В голове прояснялось, и вскоре Галад начал различать, что его окружает, и понял, что лежит в палатке из парусины достаточно толстой, чтобы днем здесь было темно, как ночью. Огоньки над головой были вовсе не звездами, а светом дня, проникавшим через крохотные
Галад по-прежнему был обнажен. Осторожно потрогав лицо, он нащупал корку запекшейся крови, вытекшей из длинного пореза на лбу. Надо бы промыть рану, да побыстрее, пока не началось заражение. Он лежал на спине, делая опасливые вдохи и выдохи: хапни лишку воздуха, и тут же зайдется расшибленный бок.
Галад не боялся ни боли, ни смерти. Все его решения были правильны и верны. Жаль, конечно, что ему пришлось оставить во главе Детей Света Вопрошающих, ведь они пляшут под дудку шончан. Но раз уж Галад угодил прямиком в лапы Асунавы, то других вариантов не было.

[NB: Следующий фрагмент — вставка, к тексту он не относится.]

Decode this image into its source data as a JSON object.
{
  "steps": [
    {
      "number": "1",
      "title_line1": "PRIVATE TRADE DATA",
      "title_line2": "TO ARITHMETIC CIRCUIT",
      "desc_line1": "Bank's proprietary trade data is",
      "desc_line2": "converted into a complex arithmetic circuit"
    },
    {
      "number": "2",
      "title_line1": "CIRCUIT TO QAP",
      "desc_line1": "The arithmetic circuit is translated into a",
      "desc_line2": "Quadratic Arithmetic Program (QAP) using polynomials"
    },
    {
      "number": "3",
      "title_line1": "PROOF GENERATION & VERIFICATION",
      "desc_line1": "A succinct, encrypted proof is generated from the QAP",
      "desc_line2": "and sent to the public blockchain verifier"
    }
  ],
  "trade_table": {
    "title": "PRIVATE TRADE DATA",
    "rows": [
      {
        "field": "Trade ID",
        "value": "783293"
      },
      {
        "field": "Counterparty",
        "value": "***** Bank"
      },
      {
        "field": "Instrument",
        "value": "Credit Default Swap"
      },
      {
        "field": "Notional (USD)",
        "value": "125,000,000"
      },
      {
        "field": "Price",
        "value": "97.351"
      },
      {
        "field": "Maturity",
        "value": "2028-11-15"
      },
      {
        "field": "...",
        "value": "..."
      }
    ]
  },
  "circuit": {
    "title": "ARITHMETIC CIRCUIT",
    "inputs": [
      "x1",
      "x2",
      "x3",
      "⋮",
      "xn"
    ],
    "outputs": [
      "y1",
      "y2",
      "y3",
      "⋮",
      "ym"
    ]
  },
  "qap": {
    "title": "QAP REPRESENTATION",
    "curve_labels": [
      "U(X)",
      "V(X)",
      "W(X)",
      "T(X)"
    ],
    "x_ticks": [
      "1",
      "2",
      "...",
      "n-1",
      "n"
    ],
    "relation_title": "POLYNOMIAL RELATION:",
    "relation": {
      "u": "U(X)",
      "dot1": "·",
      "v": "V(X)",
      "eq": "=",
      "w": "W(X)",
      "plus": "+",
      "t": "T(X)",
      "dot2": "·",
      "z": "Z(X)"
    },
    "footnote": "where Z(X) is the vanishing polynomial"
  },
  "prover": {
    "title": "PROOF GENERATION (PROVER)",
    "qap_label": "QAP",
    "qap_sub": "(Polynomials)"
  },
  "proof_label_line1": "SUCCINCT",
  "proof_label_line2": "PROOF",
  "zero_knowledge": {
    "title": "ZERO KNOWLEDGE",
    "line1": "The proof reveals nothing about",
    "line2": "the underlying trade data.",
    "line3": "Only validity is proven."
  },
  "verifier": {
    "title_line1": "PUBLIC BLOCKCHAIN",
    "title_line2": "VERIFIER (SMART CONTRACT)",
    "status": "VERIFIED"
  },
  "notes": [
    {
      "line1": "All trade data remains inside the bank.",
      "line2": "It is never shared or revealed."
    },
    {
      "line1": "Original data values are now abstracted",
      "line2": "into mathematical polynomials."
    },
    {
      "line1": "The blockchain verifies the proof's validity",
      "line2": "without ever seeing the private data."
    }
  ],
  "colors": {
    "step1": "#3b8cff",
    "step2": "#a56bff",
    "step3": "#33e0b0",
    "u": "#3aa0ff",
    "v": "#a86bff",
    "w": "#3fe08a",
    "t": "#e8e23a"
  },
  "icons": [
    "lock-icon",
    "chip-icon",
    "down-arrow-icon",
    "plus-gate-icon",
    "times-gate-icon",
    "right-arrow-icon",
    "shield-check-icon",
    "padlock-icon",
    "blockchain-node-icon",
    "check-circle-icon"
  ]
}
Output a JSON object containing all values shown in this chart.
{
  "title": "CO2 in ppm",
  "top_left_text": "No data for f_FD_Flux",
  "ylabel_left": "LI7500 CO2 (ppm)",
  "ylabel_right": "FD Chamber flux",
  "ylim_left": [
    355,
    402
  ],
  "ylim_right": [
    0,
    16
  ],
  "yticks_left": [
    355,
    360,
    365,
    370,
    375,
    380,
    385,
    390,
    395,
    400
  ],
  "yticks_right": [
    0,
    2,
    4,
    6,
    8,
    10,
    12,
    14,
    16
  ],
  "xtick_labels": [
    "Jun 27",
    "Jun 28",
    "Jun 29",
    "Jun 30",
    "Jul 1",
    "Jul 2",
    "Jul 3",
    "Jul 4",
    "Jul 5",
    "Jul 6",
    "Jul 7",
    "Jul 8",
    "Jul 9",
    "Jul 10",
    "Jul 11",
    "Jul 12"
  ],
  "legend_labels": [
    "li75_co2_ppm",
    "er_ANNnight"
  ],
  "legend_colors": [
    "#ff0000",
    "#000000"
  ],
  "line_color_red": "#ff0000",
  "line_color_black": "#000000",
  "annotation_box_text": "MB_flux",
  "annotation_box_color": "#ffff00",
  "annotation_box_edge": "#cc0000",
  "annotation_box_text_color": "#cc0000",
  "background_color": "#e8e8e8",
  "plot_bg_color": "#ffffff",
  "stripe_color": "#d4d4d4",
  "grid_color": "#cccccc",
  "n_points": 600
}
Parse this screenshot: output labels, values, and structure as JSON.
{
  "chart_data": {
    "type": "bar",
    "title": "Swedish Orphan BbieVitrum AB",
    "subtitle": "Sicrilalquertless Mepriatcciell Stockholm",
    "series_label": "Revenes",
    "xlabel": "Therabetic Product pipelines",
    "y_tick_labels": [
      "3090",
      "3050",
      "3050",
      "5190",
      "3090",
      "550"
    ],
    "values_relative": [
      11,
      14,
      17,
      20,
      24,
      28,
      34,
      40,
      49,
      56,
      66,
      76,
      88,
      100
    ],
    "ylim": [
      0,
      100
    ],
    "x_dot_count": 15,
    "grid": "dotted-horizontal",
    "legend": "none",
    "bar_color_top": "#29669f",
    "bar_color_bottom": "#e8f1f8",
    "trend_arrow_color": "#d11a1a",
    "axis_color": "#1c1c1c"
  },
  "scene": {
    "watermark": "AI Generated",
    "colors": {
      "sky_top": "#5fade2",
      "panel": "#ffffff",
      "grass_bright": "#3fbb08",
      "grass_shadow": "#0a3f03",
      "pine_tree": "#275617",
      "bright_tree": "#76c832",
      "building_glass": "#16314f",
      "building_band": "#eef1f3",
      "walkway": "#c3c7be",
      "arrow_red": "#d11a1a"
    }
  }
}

Размышляя о предавших его разведчиках, он не испытывал гнева по отношению к ним. Среди Детей Света Вопрошающие обладали законной властью, и, вне всяких сомнений, их ложь была весьма убедительной. Нет, Галад гневался на Асунаву, замаравшего истину ложью. Он, конечно, не один такой на белом свете, но разве Чада не должны отличаться от остальных?
Вскоре за ним явятся Вопрошающие, и на их крюках, под их ножами Галад заплатит настоящую цену за спасение своих солдат. Цену, о которой он знал, когда принимал это решение. По-своему он победил, поскольку сделал так, что ситуация сложилась наилучшим образом.
Чтобы закрепить эту победу, на допросе Галад обязан будет говорить только правду. И отрицать, что он приспешник Темного, пока не испустит последний вздох. Это будет непросто, но так надо.
Он заставил себя сесть, готовый к приступу тошноты и головокружения. Совладав с ним, пошарил в темноте. Ноги оказались скованы, а цепь пристегнута к железному костылю, вбитому глубоко в землю сквозь шершавый парусиновый пол.
На всякий случай Галад попробовал вытащить костыль. Потянул так сильно, что мускулы едва не надорвались, а сам он чуть не потерял сознание. Придя в себя, Галад отполз к стене палатки. Оковы позволили ему добраться до входа. Он взял одну из матерчатых тесемок, которыми подвязывают поднятый клапан, поплевал на нее и принялся методично стирать с лица кровь и застарелую грязь.
Это умывание одарило его целью, заставило двигаться и помогло не думать о боли. Галад осторожно соскреб с носа и щеки запекшуюся кровь. Было трудно, потому что во рту у него пересохло. Он прикусил язык, чтобы началось слюноотделение. Завязка оказалась не парусиновая, а из материи помягче. От нее пахло пылью.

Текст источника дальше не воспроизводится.